What stops being cute after the age of 13?
Birthday parties. To quote the great Dave Barry – “there is a time and a place when you should stop expecting people to be excited about your birthday. That is the day you turn 7”. I say that, interestingly, roughly a week away from my birthday. As you might imagine, I regard myself as the exception to all of this. You can send gifts care of the website.
What is something you hilariously misinterpreted as a kid?
I assumed water was free. Like, I understood we had to pay for electricity (due to my father cautiously over-managing the thermostat in the house… like all dads)… but I had assumed water was just magically free. Our right as a taxpayer. Ironically, we now live on well water… so it is free!
If someone leaves an abandoned baby on your front porch what will you do?
Raise him/her liberal and compassionate and polite. OR… call the authorities. Probably should call the authorities… what with what happened last time and all.
What two types of people are there?
Ø Politicians that pretend to be compassionate, but really don’t give a shit (Democrats) and
Ø Politicians that at least have the stones to admit they don’t give a shit about anyone else (Republicans).
Me? I am a liberal, for sure… but I distrust them all. That being said, I think Obama was a dope ass President, and I am 100% confident history will recognize same.

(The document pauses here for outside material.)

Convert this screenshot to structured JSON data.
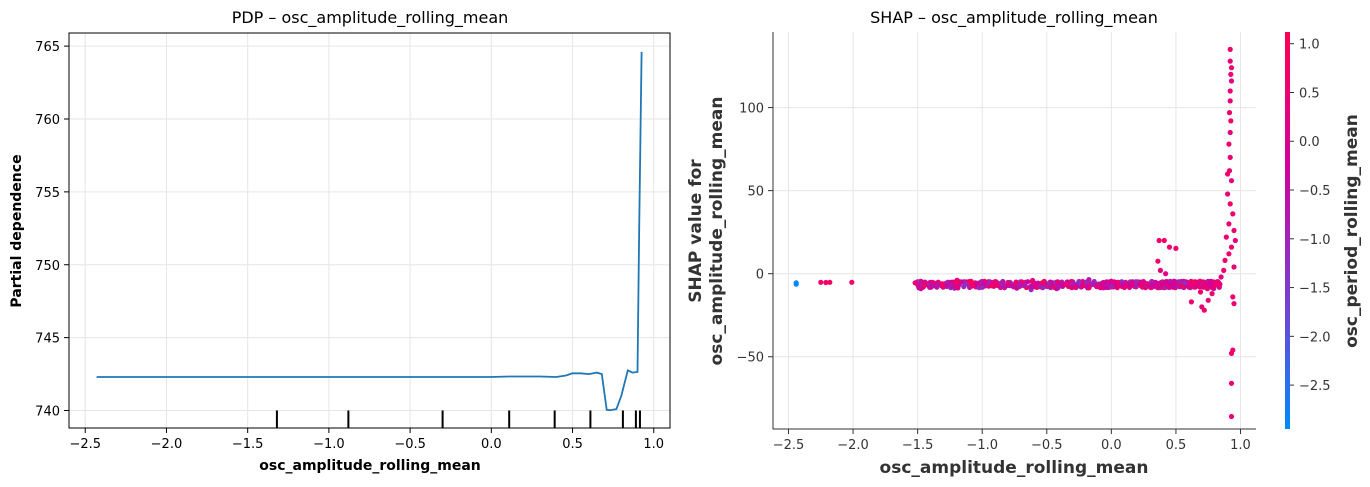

What is a skill that almost everyone in our grandparents generation had, that almost none of us have today?
Basic self sufficiency – making clothes, baking, working on a car… shit like that. I work for AAA Colorado, and I can tell you the amount of adult males that have no idea how to change a tire is terrifying. Good for business, sure… but bad for society.
Not saying I AM super capable. BUT, I am more so than my Dad was. Also, I can change the oil, change a tire, can cook, and can play the guitar like a mother f’n riot!